What is the physical reason for why gravitational potential (or electrical potential) due to two masses at a point can simply be added algebraically?
It looks like you are confusing vector magnitudes with potentials.
The potentials are indeed additive because the forces are additive, which is confirmed experientially.
If $\vec F=\vec F_1+\vec F_2$, and we know that for a conservative force $\vec F=-\frac{dU}{dx} \hat x$ then we have
$$-\frac{dU}{dx} \hat x=-\frac{dU_1}{dx} \hat x-\frac{dU_2}{dx} \hat x$$
Then we can integrate both sides with respect to $x$ to get
$$U=U_1+U_2+U_0$$
Where $U_0$ is some constant. So you see the potentials do add given that the forces add, which it seems like you agree is true. This argument works in more than one dimension as well. Notice also that none of this depends on how the magnitudes of $F_1$ and $F_2$ compare to each other or their sum.
We can also use what you reference about doing work from infinity:
$$U=-\int_{\infty}^O \vec F \cdot d \vec x=-\int_{\infty}^O \vec F_1 \cdot d \vec x-\int_{\infty}^O \vec F_2 \cdot d \vec x=U_1+U_2$$
If you think about it these two methods aren't that different.
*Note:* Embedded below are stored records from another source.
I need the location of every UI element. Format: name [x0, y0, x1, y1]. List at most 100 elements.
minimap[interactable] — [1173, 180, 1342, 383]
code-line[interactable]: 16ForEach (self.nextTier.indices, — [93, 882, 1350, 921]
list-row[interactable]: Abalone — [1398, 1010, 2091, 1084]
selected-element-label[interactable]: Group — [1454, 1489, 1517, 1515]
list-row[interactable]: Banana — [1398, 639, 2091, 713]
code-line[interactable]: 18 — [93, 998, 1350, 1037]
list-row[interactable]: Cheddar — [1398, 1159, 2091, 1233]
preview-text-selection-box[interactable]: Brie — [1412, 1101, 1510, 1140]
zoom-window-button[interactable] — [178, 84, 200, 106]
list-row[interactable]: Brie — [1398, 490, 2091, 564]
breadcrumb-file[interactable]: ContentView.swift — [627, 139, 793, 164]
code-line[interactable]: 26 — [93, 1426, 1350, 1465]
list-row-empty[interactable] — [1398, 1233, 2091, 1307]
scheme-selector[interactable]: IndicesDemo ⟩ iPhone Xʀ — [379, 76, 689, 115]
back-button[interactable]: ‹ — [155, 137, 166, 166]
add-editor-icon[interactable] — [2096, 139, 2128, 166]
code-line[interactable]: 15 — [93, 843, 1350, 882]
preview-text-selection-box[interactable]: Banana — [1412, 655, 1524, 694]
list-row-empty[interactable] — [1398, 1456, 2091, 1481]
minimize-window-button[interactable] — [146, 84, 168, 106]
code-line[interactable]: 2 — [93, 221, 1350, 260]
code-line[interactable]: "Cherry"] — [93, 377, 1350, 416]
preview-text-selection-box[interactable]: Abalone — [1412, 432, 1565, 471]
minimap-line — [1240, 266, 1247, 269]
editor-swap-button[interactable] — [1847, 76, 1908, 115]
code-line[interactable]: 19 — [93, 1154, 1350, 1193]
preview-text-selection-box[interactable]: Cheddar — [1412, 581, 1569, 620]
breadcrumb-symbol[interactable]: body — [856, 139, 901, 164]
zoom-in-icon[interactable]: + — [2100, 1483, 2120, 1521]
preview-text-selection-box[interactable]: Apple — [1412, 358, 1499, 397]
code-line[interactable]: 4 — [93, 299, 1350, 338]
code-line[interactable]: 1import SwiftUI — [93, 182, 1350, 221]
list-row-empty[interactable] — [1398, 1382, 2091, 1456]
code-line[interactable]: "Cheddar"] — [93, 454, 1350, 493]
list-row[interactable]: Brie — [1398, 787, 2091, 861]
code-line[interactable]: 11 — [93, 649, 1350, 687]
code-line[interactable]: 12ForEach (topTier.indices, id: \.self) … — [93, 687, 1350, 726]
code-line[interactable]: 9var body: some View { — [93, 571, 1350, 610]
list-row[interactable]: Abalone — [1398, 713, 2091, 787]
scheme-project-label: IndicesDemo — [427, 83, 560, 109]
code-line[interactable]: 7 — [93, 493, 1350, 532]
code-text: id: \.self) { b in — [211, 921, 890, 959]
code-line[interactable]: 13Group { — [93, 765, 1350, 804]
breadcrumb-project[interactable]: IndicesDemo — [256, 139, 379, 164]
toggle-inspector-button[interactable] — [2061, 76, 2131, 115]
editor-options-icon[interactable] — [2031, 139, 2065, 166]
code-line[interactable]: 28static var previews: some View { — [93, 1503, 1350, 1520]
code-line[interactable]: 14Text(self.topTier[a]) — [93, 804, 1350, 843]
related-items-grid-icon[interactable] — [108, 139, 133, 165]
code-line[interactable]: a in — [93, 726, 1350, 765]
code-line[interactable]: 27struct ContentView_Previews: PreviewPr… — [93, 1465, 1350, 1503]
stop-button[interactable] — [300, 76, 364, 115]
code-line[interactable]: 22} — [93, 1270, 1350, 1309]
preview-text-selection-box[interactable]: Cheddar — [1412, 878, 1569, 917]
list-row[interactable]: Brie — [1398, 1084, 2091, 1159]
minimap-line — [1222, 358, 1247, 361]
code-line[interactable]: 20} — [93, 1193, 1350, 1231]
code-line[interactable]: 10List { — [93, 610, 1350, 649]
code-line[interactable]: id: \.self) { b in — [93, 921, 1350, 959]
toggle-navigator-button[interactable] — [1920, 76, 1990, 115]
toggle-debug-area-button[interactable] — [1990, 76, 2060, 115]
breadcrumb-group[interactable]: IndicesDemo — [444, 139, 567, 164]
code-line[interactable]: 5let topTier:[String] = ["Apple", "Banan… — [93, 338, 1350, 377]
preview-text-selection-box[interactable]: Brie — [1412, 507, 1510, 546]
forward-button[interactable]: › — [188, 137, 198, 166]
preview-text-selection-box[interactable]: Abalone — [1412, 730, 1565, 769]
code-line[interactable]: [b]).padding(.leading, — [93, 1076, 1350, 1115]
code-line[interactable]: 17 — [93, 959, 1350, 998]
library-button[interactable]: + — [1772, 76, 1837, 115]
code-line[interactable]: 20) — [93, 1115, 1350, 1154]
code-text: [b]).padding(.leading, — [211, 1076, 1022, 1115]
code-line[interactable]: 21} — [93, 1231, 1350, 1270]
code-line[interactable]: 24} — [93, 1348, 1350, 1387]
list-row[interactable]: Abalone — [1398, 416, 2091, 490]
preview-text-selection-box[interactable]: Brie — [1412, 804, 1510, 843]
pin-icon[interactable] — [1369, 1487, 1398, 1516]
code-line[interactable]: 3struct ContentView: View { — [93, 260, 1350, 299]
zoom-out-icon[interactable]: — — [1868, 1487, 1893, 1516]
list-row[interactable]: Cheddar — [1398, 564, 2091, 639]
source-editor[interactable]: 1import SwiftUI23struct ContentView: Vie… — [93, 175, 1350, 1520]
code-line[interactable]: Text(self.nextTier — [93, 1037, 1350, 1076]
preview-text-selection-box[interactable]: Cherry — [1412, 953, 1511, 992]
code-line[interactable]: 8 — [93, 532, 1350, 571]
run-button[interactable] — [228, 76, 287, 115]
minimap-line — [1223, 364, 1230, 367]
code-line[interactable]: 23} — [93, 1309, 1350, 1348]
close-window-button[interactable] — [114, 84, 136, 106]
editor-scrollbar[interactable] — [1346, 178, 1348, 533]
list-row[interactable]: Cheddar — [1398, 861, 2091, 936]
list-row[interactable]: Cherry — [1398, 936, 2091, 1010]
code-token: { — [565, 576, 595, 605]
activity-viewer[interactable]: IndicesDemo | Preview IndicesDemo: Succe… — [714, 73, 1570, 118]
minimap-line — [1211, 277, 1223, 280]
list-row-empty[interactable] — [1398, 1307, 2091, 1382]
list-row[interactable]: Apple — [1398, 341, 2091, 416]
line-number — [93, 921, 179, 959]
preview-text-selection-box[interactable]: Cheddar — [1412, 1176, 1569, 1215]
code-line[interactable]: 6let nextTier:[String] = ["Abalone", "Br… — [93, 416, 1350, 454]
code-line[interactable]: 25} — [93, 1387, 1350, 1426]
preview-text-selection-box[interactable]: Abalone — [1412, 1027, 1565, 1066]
The latter one just determines what $U_0$ is by setting the potential to $0$ at infinity.
Point O is a point of unstable equilibrium. This means that the potential energy is actually at a local maximum at point O. Forces just determine the slope/gradient of the potential energy, not values of the potential energy. This is evident from the above work, and knowing that you can always add a constant to the potential energy without changing the physics.